‘Garage’ Hides Sewerage Pumping Station
By Joanne Ray -- Associated Construction Publications, 9/29/2008
Things are not always what they seem and the community of Southington, CT has the building to prove it.
It was only a few months ago that the Southington DPW completed a sewerage pumping station in the residential pond view neighborhood.
| Second half of building being set, sizes and weights are the same as first half. Additional equipment supplied with precast structure: side access door to garage half, side access door to generator room half, power distribution, emergency generator & ATS, HVAC |
According to Anthony Tranquillo, Director of the DPW in Southington, the replacement project began in the spring of 2003. The cost of the project was just under $1 million.
"We had to do a replacement of a pump that was installed in 1965 and the original station had live out its useful life," said Tranquillo. "The design made by Metcalf and Eddy, was a duplex with an underground pumping station that was a dry well-wet well arrangement. The 24-foot by 28-foot building was to be a two-bay garage that houses an emergency generator and electrical equipment."
The project began with an un-named contractor who did not work out which paved the way for the VMS which started the job in early fall of 2007.
"We took over the job after another contractor resigned from the project," said Victor Serrambana of VMS. "We were able to get the hole de-watered. When we came on the project the hole was already 17 feet deep and had been open for two years. The former contractor had not been able to control the waterhole."
VMS came in with a team of five or six laborers and used the CAT 345B to dig the hole down 29 feet. They lowered a smaller excavator - a John Deere 50D - into the hole to make up for the reach. The hole was 40 feet across.
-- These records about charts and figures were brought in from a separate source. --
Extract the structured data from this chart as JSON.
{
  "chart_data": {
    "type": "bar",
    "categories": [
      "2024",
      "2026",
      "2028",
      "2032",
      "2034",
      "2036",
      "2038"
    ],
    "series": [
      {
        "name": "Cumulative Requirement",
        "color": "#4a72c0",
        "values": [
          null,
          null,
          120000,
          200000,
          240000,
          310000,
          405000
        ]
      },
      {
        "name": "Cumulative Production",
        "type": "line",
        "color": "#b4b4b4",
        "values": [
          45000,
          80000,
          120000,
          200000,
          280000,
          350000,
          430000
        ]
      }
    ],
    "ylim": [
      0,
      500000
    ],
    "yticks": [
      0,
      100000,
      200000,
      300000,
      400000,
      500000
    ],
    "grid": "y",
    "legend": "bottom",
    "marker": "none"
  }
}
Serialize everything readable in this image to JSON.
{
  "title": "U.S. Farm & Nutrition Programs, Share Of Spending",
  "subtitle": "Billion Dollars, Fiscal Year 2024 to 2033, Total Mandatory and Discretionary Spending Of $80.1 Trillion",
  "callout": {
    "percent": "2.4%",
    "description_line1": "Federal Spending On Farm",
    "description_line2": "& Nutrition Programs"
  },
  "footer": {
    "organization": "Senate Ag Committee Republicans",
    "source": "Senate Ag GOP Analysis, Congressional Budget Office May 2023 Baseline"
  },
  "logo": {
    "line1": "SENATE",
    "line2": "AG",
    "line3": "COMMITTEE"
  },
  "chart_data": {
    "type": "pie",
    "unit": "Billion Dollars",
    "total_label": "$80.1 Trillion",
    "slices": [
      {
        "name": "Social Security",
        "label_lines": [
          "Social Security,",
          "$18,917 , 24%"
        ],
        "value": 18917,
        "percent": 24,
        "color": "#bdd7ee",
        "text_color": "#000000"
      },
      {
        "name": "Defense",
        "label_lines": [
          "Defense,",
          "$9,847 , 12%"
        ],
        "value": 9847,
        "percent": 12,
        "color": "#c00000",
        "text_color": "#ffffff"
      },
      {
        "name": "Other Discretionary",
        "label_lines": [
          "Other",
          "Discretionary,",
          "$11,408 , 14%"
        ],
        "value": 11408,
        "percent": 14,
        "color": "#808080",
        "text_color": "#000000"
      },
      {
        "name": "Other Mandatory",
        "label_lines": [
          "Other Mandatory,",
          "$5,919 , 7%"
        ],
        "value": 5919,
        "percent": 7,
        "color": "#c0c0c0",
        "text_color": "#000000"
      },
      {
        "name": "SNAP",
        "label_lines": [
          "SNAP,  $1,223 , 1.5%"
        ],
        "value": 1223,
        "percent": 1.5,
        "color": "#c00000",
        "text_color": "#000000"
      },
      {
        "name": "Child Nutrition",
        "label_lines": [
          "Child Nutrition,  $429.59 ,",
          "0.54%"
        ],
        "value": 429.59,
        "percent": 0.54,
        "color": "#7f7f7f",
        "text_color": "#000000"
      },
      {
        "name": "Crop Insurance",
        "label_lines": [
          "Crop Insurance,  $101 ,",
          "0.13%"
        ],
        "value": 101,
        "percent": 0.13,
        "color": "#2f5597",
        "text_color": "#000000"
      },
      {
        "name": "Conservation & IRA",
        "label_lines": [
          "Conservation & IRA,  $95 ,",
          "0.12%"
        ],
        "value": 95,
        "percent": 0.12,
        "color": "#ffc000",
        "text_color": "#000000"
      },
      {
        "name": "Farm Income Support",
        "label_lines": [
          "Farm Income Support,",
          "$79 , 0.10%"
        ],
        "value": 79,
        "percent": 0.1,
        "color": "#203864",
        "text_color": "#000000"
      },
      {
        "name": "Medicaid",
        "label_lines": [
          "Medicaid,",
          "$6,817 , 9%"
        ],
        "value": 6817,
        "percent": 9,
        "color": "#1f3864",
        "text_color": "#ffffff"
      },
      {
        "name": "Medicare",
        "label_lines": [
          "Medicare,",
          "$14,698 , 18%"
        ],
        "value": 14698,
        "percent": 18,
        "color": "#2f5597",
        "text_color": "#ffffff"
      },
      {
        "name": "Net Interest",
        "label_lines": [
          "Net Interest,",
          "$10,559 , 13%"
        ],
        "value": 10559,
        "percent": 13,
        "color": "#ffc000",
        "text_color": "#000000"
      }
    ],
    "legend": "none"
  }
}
"The other machine was able to gather the material to the far side of the hole," said Victor Serrambana of VMS Construction. "Some material was trucked away to another site and some was brought back in to fill the hole."
Once the hole was completed, Oldcastle Precast – Rotondo of Avon, CT, who manufactures custom precast concrete structures, came on site to install the pump station.
| Finished building resembles a two-car garage |
Tranquillo said the pumping station is capable of pumping 200 gallons a minute and services 30 homes.
"As far as I can determine it fits in very well with the neighborhood," Tranquillo said. "Driving by you would never know there is a sewerage pumping station in there."